Repositories & Tools
1. ChatRWKV is an RWKV-powered (100% RNN) language model that works like ChatGPT.
2. DGM is a self-improving system that iteratively modifies its own code and empirically validates each change using coding benchmarks.
Top Papers of The Week
1. AlphaOne: Reasoning Models Thinking Slow and Fast at Test Time
This paper presents AlphaOne, a test-time modulation framework that lets language models dynamically shift between slow and fast reasoning. It introduces a concept called the “alpha moment,” controlled by a universal parameter α, that defines when the model transitions from slow to fast reasoning. This framework modifies the reasoning process by adjusting both the duration and structure of thought, making it possible to unify and extend prior methods with a more adaptable strategy for handling complex reasoning tasks.
2. Unsupervised Elicitation of Language Models
This paper proposes Internal Coherence Maximization (ICM), which fine-tunes pre-trained models on their own generated labels without using any provided labels. The ICM algorithm follows an iterative three-step process: (a) the system samples a new unlabeled example from the dataset for potential inclusion, (b) it determines the optimal label for this example while simultaneously resolving any logical inconsistencies, and © the algorithm evaluates whether to accept this new labeled example based on the scoring function.
3. OThink-R1: Intrinsic Fast/Slow Thinking Mode Switching for Over-Reasoning Mitigation
Researchers have developed OThink-R1, a new approach that enables LRMs to switch between fast and slow thinking smartly. By analyzing reasoning patterns, they identified which steps are essential and which are redundant. With help from another model acting as a judge, they trained LRMs to adapt their reasoning style based on task complexity. Their method reduces unnecessary reasoning by over 23% without losing accuracy.

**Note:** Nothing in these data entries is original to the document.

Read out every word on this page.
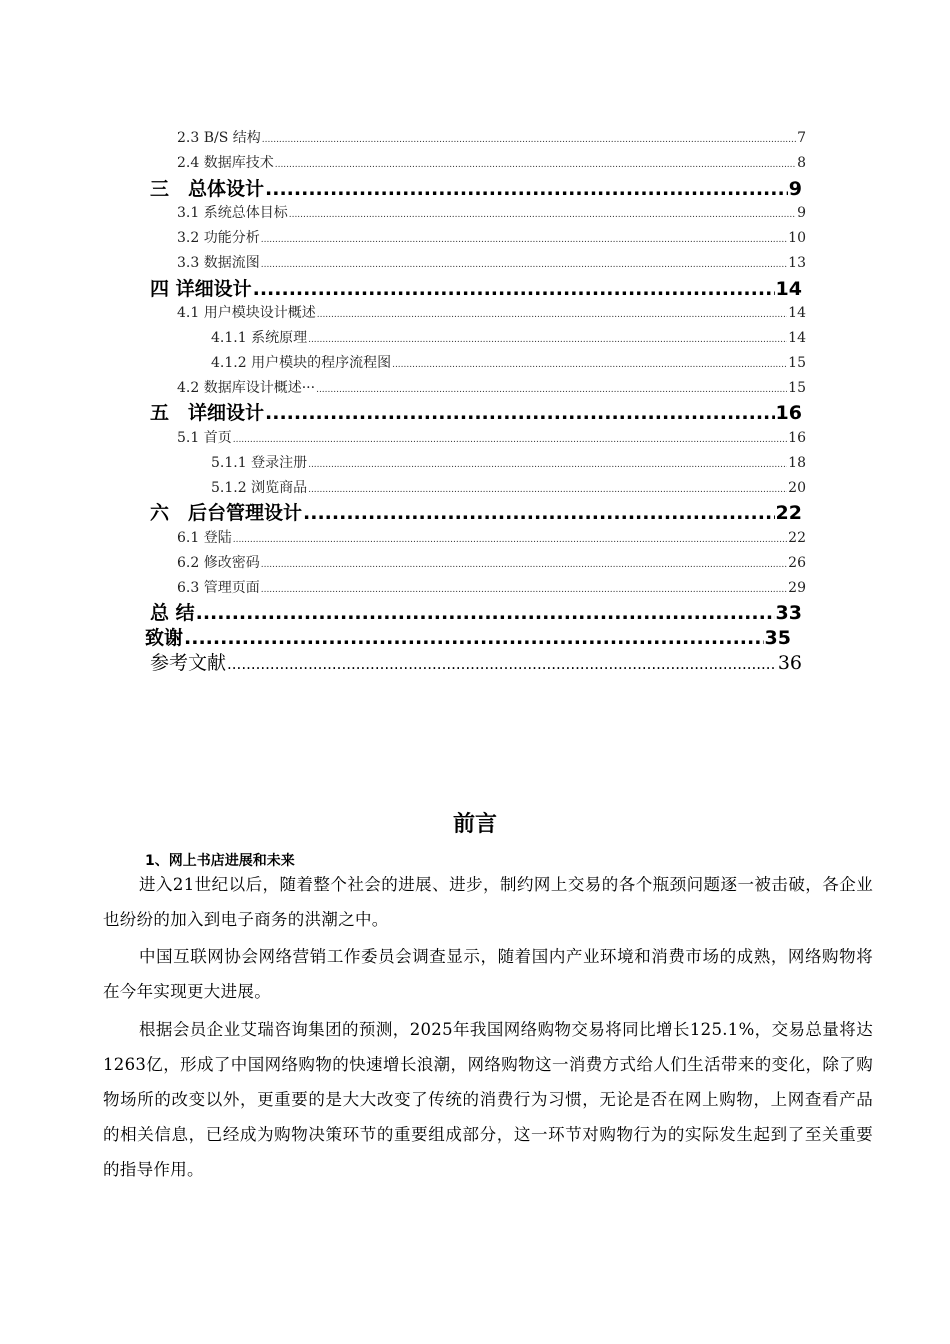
2.3 B/S 结构 .....	7
2.4 数据库技术 .....	8
三　总体设计 .....	9
3.1 系统总体目标 .....	9
3.2 功能分析 .....	10
3.3 数据流图 .....	13
四 详细设计 .....	14
4.1 用户模块设计概述 .....	14
4.1.1 系统原理 .....	14
4.1.2 用户模块的程序流程图 .....	15
4.2 数据库设计概述··· .....	15
五　详细设计 .....	16
5.1 首页 .....	16
5.1.1 登录注册 .....	18
5.1.2 浏览商品 .....	20
六　后台管理设计 .....	22
6.1 登陆 .....	22
6.2 修改密码 .....	26
6.3 管理页面 .....	29
总 结 .....	33
致谢 .....	35
参考文献 .....	36
前言
1、网上书店进展和未来

进入21世纪以后，随着整个社会的进展、进步，制约网上交易的各个瓶颈问题逐一被击破，各企业也纷纷的加入到电子商务的洪潮之中。

中国互联网协会网络营销工作委员会调查显示，随着国内产业环境和消费市场的成熟，网络购物将在今年实现更大进展。

根据会员企业艾瑞咨询集团的预测，2025年我国网络购物交易将同比增长125.1%，交易总量将达1263亿，形成了中国网络购物的快速增长浪潮，网络购物这一消费方式给人们生活带来的变化，除了购物场所的改变以外，更重要的是大大改变了传统的消费行为习惯，无论是否在网上购物，上网查看产品的相关信息，已经成为购物决策环节的重要组成部分，这一环节对购物行为的实际发生起到了至关重要的指导作用。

ExpertLongBench introduces a benchmark targeting domain-specific, expert-level tasks that require long-form outputs (5K+ tokens) across fields like medicine, law, and chemistry. It pairs these tasks with CLEAR, a structured checklist-based evaluation framework co-developed with experts, to enable more granular assessments. Results show that even leading models perform poorly (best F1 = 26.8%), underscoring the difficulty of aligning LLMs with expert standards in extended outputs.
Quick Links
1. Google is using a new AI model to forecast tropical cyclones and is working with the US National Hurricane Center (NHC) to test it. It says its new, experimental AI-based model for forecasting cyclones — also called typhoons or hurricanes when they reach a certain strength — can generate 50 scenarios for a storm’s possible track, size, and intensity up to 15 days in advance.